1011 Market St
San Francisco, CA 94103
Friday, June 12, 2015, 6 to 8 pm (free to the public)
2015 Guggenheim Fellowship recipient Kim Stringfellow will present The Mojave Project, a work-in-progress exploring the physical, geological and cultural landscape of the Mojave Desert at SF Camerawork on Friday, June 12, 2015, 6 to 8 pm. Project contributor Phil Klasky, a humanities expert and activist associated with this project will join her.
The Mojave Project reconsiders and establishes multiple ways in which to interpret this unique and complex landscape, through association and connection of seemingly unrelated sites, themes, and subjects thus creating a speculative and immersive experience for its audience. The initial phase of the project is designed to make ongoing research transparent, inviting the audience into the conversation as the project develops.
For more information on this project please visit: http://mojaveproject.org.
Funding for The Mojave Project is provided through a Cal Humanities 2015 California Documentary Project production grant with additional support from San Diego State University. The Mojave Project is a project of the Pasadena Arts Council’s EMERGE Program. The Mojave Desert Heritage & Cultural Association and KCET Artbound are project partners. The completed project, exhibit and publication will be launched at MOAH (Museum of Art & History) in Lancaster, CA in March 2017.

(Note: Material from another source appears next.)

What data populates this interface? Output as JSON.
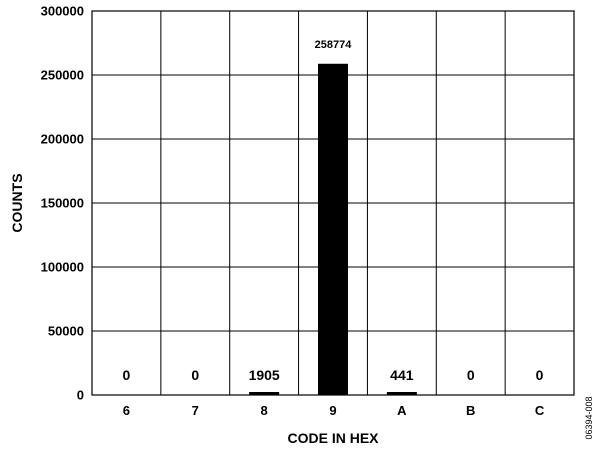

Kim Stringfellow is an artist and educator residing in Joshua Tree, California. She teaches at San Diego State University as an Associate Professor in the School of Art + Design. She received her MFA in Art and Technology from the School of the Art Institute of Chicago in 2000. Stringfellow’s practice bridges cultural geography, environmental journalism and experimental documentary into creative, socially engaged transmedia experiences. She is a 2015 Guggenheim Fellow in Photography and the 2012 recipient of the Theo Westenberger Award for Artistic Excellence. The award honors the achievements of contemporary women whose work in photography, film, and new media transforms how we see the American West.
Philip M. Klasky lectures in the Department of American Indian Studies at San Francisco State University on issues of law, environmental justice, human rights, de-colonization, media literacy, cultural preservation and ethnography. He received his master’s degree in Geography and Human Environmental Studies from SFSU. Klasky is the director of The Storyscape Project of The Cultural Conservancy, a non-profit organization dedicated to the preservation and revitalization of endangered Native American stories, songs, languages and ancestral lands. As an environmental justice activist working to protect endangered lands and cultures, wilderness, endangered species and human rights, Klasky was involved with the ten-year successful campaign to stop the proposal for a radioactive waste dump at Ward Valley.